Edit: using display:none won't work because a user could just look at the raw HTML. Just replace it with junk characters and stylize them to your needs.

  • "user could just look at the raw HTML": it is not so simple, the OP specifically mentioned that the final file was in PDF format, and depending on the PDF generation process you can be quite sure that there will be no more "raw HTML" in the file. Putting some filtering between the HTML code generation output and the PDF conversion input might work though, relying on the same criteria as the current one used in the CSS code and a bit of XPath tricks, it would allow to enforce the information to be redacted. Jul 12, 2016 at 17:32
  • @WhiteWinterWolf you can ensure the PDF renderer doesn't include the info that way - the only thing in infosec you can trust is yourself (and definitely not adobe products) Jul 12, 2016 at 17:35
  • It's not about trusting Adobe, it's about trusting the PDF generation process. Although it is not the process which will be used here, for a server-side generated PDF, but some client-side PDF generators stand as virtual printers: I think one can be quite confident that non-displayed sections never reach the printer, this confidence can therefore be extended to the PDF files generated this way. Jul 12, 2016 at 17:49
  • @WhiteWinterWolf The adobe part was a joke. Many PDF renderers store metadata and not just the image itself. Jul 12, 2016 at 17:50

It may be possible for your server to serve a version of the HTML with the redacted content removed.
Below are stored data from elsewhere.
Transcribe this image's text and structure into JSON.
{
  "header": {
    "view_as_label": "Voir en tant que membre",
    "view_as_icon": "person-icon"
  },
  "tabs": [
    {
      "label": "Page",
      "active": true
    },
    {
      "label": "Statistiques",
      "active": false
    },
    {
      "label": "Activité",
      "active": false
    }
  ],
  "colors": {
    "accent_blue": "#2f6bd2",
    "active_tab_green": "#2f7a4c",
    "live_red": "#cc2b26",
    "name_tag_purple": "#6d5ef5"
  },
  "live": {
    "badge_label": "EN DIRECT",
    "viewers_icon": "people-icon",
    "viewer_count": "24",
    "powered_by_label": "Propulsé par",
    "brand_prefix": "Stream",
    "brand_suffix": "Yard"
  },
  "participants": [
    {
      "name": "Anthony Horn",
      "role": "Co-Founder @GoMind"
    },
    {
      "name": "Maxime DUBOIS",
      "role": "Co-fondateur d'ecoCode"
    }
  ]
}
It sounds like you have some server-side functionality available to accomplish Email and PDF functions. Serving alternate HTML (where redacted content is fully removed from the HTML) may not be a significant addition to your application compared to what you are already doing.

However, if this is not possible, and you are limited to CSS rules, The safest route for you is to convert the page into an image after redaction, and only include the image in the generated PDF. (unfortunately, you also lose text selection features doing this)

If you need to keep text formatting and not convert to an image, using display:none sounds like the most likely approach that might work. However this all depends on which PDF generator you are using. It is likely that some PDF generators will still include the content in hidden (or visible) form.

You may also consider using JavaScript to remove the redacted element, but many PDF generators will not support this.

One last point, CSS and JavaScript techniques will not remove the redacted content from the HTML, so if you are allowing folks to email an HTML version then the redacted content will still be there. It sounds like you are only interested in emailing PDF copies though...


The ONLY way to redact digital content is to remove it. You can hide it all kinds of ways, and none of them will ever be effective.